Today I wanted to give a shout out to my very favorite Christmas book of all time. No, it isn’t How the Grinch Stole Christmas (she says with some guilt and an apology to that wonderful classic and to Dr. Seuss himself); it’s The Red Ranger Came Calling, by Berkeley Breathed.
I was as surprised as any fan of Opus the Penguin and Bill the Cat to find a Berke Breathed book that centered on, well, human beings. But loving Bloom County, I picked it up to thumb through it. The book passed both of my tests for successful picture books: it brought me both tears and chills in the middle of the bookstore. Wiping away the tears, I hurried to the counter and bought it immediately. I’ve read it a gazillion times to classrooms, friends and individual students, and I wipe away tears every time.
The book is a wonderful piece of family folklore. Told in the first person, the main character is the boy who would grow up to be Breathed’s father. Breathed’s love for his father and his childhood experience of wonder listening to this story infuse the book with a palpable aura of joy.
The first-person narrative nails the voice of a cranky, curmudgeonly little boy raised during the Depression, trying desperately not to feel any more disappointment than his already cynical self has experienced. Breathed manages to layer in the perspective of a wiser, older self reflecting back on the story without minimizing or patronizing his young narrator at all.
The story centers on said curmudgeonly little boy’s adventures to disprove the existence of Santa Claus, in particular to expose a fake whom locals claim is the Real Deal. After all, the boy explains, “It took folks far more fruity than the Red Ranger of Mars to be tricked into believing such twaddle. Like many my age, I knew that Santa Claus and the tooth fairy and the Easter Bunny were just that many more promises hatched by those who weren’t very good at keeping any.”
The rich illustrations glow with magic. They match and magnify the tone of the narration perfectly. Half the fun of reading the book comes from giving voice to the main character. The other half comes from letting kids study the evocative pictures. The combination makes The Red Ranger one of my favorite read alouds.
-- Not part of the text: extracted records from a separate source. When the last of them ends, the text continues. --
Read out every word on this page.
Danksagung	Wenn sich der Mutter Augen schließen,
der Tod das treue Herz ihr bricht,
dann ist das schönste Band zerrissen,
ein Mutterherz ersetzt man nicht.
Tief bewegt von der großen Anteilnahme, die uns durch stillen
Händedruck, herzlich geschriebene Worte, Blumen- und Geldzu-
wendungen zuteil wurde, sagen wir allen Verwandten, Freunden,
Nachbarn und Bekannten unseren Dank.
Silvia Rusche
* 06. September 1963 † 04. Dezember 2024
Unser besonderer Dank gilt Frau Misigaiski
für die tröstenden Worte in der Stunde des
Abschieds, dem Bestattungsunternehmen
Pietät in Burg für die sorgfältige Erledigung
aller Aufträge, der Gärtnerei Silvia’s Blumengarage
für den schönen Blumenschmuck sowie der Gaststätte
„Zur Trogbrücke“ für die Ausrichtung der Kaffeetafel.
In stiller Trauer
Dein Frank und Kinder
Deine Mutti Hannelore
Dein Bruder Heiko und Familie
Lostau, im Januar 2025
To say that the boy discovers the true meaning of Christmas would be too clichéd to mean much, but I will tell you that he gains a new understanding of faith, belief and love, and just what those untrustworthy grown-ups are really trying to express with their twaddle. And as he does so, I can promise you that (if you are anything like me) you’ll find yourself wiping away tears and chills each time you reread this book to those you love.